Obrigada. Um abraço, Ricky

Anónimo disse...

as vezes vale mais um sorriso, um carinho, uma atenção do que muitos euros... e a satisfação de nos darmos é bastante superior à de dar o que temos

Avozinha disse...

Esperemos que ele não faça como o da Bíblia.

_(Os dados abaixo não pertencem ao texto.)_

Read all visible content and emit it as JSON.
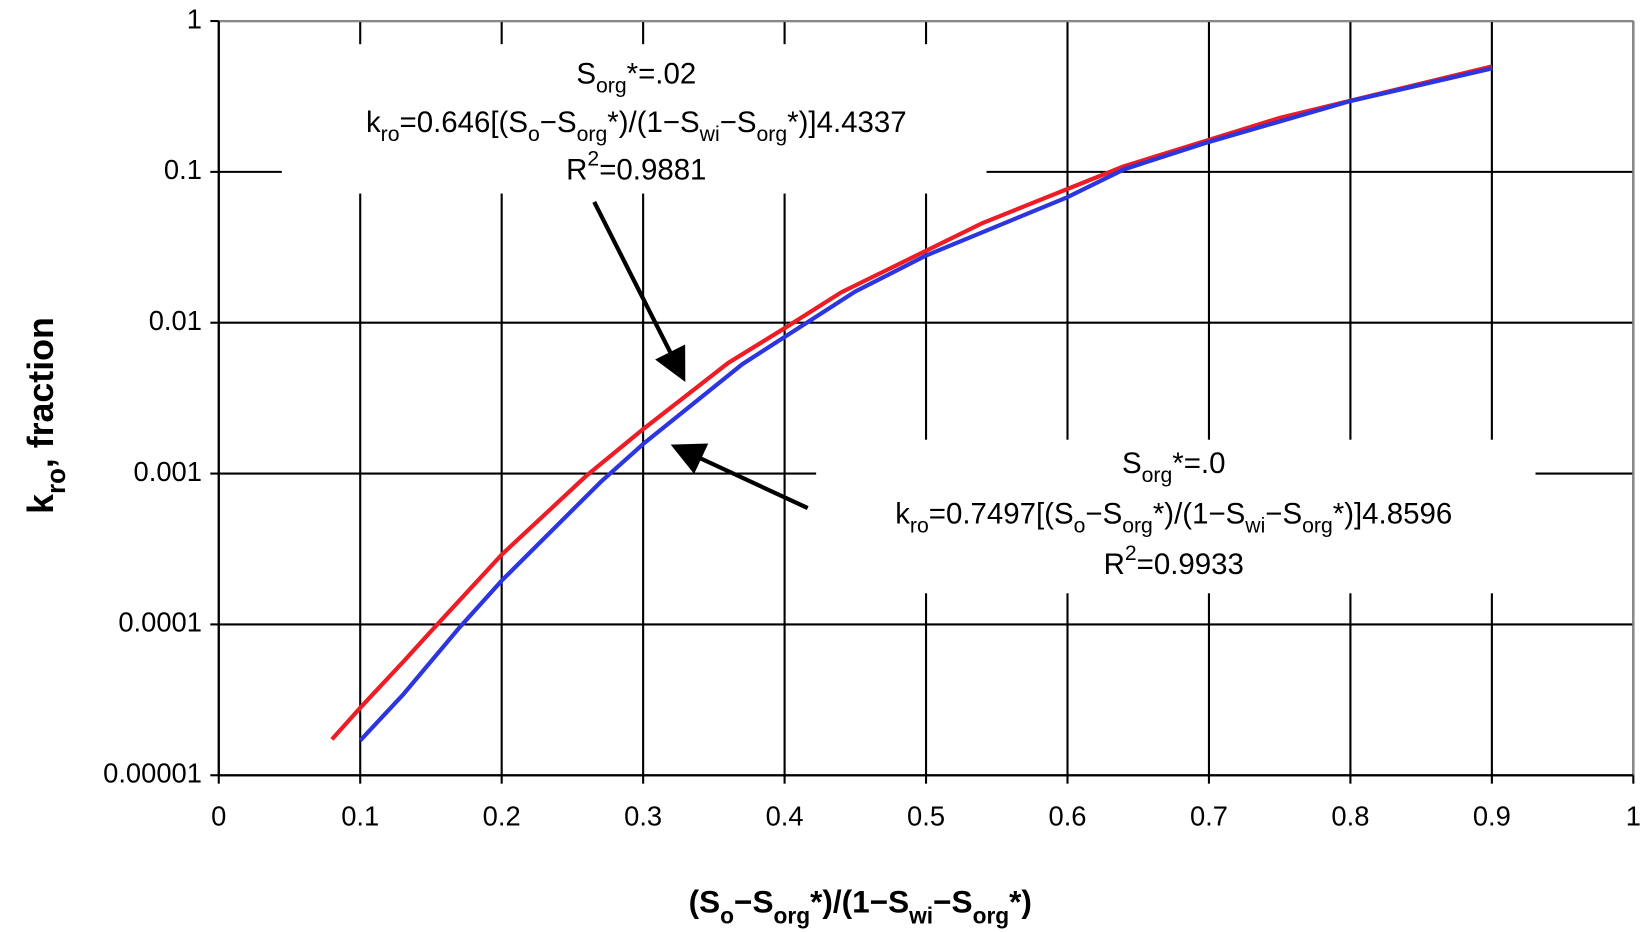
{
  "chart_data": {
    "type": "line",
    "log_y": true,
    "grid": true,
    "xlim": [
      0,
      1
    ],
    "xticks": [
      0,
      0.1,
      0.2,
      0.3,
      0.4,
      0.5,
      0.6,
      0.7,
      0.8,
      0.9,
      1
    ],
    "ylim": [
      1e-05,
      1
    ],
    "yticks": [
      {
        "value": 1e-05,
        "label": "0.00001"
      },
      {
        "value": 0.0001,
        "label": "0.0001"
      },
      {
        "value": 0.001,
        "label": "0.001"
      },
      {
        "value": 0.01,
        "label": "0.01"
      },
      {
        "value": 0.1,
        "label": "0.1"
      },
      1
    ],
    "y_label": [
      {
        "text": "k"
      },
      {
        "text": "ro",
        "shift": "sub"
      },
      {
        "text": ", fraction"
      }
    ],
    "x_label": [
      {
        "text": "(S"
      },
      {
        "text": "o",
        "shift": "sub"
      },
      {
        "text": "−S"
      },
      {
        "text": "org",
        "shift": "sub"
      },
      {
        "text": "*)/(1−S"
      },
      {
        "text": "wi",
        "shift": "sub"
      },
      {
        "text": "−S"
      },
      {
        "text": "org",
        "shift": "sub"
      },
      {
        "text": "*)"
      }
    ],
    "series": [
      {
        "color": "#ee1c25",
        "x": [
          0.08,
          0.1,
          0.13,
          0.15,
          0.2,
          0.26,
          0.3,
          0.36,
          0.4,
          0.44,
          0.54,
          0.64,
          0.75,
          0.9
        ],
        "values": [
          1.73e-05,
          2.8e-05,
          5.6e-05,
          9e-05,
          0.00029,
          0.00097,
          0.00197,
          0.0054,
          0.0092,
          0.0159,
          0.0458,
          0.109,
          0.228,
          0.5
        ]
      },
      {
        "color": "#2b35e0",
        "x": [
          0.1,
          0.13,
          0.17,
          0.2,
          0.27,
          0.3,
          0.37,
          0.45,
          0.5,
          0.6,
          0.64,
          0.7,
          0.8,
          0.9
        ],
        "values": [
          1.7e-05,
          3.4e-05,
          9.5e-05,
          0.000195,
          0.00088,
          0.00157,
          0.0053,
          0.0161,
          0.0279,
          0.068,
          0.104,
          0.158,
          0.295,
          0.485
        ]
      }
    ],
    "annotations": [
      {
        "lines": [
          [
            {
              "text": "S"
            },
            {
              "text": "org",
              "shift": "sub"
            },
            {
              "text": "*=.02"
            }
          ],
          [
            {
              "text": "k"
            },
            {
              "text": "ro",
              "shift": "sub"
            },
            {
              "text": "=0.646[(S"
            },
            {
              "text": "o",
              "shift": "sub"
            },
            {
              "text": "−S"
            },
            {
              "text": "org",
              "shift": "sub"
            },
            {
              "text": "*)/(1−S"
            },
            {
              "text": "wi",
              "shift": "sub"
            },
            {
              "text": "−S"
            },
            {
              "text": "org",
              "shift": "sub"
            },
            {
              "text": "*)]4.4337"
            }
          ],
          [
            {
              "text": "R"
            },
            {
              "text": "2",
              "shift": "super"
            },
            {
              "text": "=0.9881"
            }
          ]
        ]
      },
      {
        "lines": [
          [
            {
              "text": "S"
            },
            {
              "text": "org",
              "shift": "sub"
            },
            {
              "text": "*=.0"
            }
          ],
          [
            {
              "text": "k"
            },
            {
              "text": "ro",
              "shift": "sub"
            },
            {
              "text": "=0.7497[(S"
            },
            {
              "text": "o",
              "shift": "sub"
            },
            {
              "text": "−S"
            },
            {
              "text": "org",
              "shift": "sub"
            },
            {
              "text": "*)/(1−S"
            },
            {
              "text": "wi",
              "shift": "sub"
            },
            {
              "text": "−S"
            },
            {
              "text": "org",
              "shift": "sub"
            },
            {
              "text": "*)]4.8596"
            }
          ],
          [
            {
              "text": "R"
            },
            {
              "text": "2",
              "shift": "super"
            },
            {
              "text": "=0.9933"
            }
          ]
        ]
      }
    ]
  }
}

O problema desse também era mias como encontrar a vida eterna...

Anónimo disse...

quem dera conseguir dar sempre o que sou... rezarei por isso... por todos...

abracinho

Maffa disse...

Cada vez mais acho que a esmola seja grande ou pequena é uma forma de tranquilizar a consciência.

Claro que dar é sempre importante e muitas organizaçoes que fazem muita coisa boa vivem destes donativos de pessoas generosas.
Mas e que tal uma pessoa transformar os seus objectivos em ser útil e em dar-se em toda a sua vida.
Em vez de escolher aquele emprego que dá muita dinheiro e assegura o futuro, porque nao arriscar naquele projecto um pouco duvidoso mas que ajuda a sociedade a transformar-se e tem sim relevância para mudar o mundo em que vivemos?!
O nosso trabalho é a nossa vida, e os donativos apenas um extra...

simples peregrino disse...

padre...é bem verdade...
é mais fácil darmos daquilo que nos sobra...do que darmos aquilo que podemos...sim porque ás vezes bastava queremos...

Cláudia Rocha Gonçalves disse...

"Vou pensar no teu caso, disse. E ele respondeu que ia também pensar no meu."

e porque não pensarmos todos em nos darmos a algum projecto, entregarmo-nos como se fosse para nós?!?!

todos ficaremos a ganhar...

mi disse...

não seremos todos nós "jovens ricos"?!

"vende tudo o que tens e dá aos pobres"

o jovem rico não conseguiu dar...
e ficou imensamente triste...
e nunca mais se fala dele nos evangelhos...

e nós?!

Luís Monteiro disse...

Como estudante de medicina sei bem que a dificuldade não está em ter um TC (por exº)topo de gama, ou ainda saber o artigo científico mais recente. O dificil e raro é permanecer para alám das horas marcadas, saber praticar a caridade (repetida na encíclica Deus carita est)no momento certo, com quem precisa.
A dificuldade, hoje é estar aqui e agora.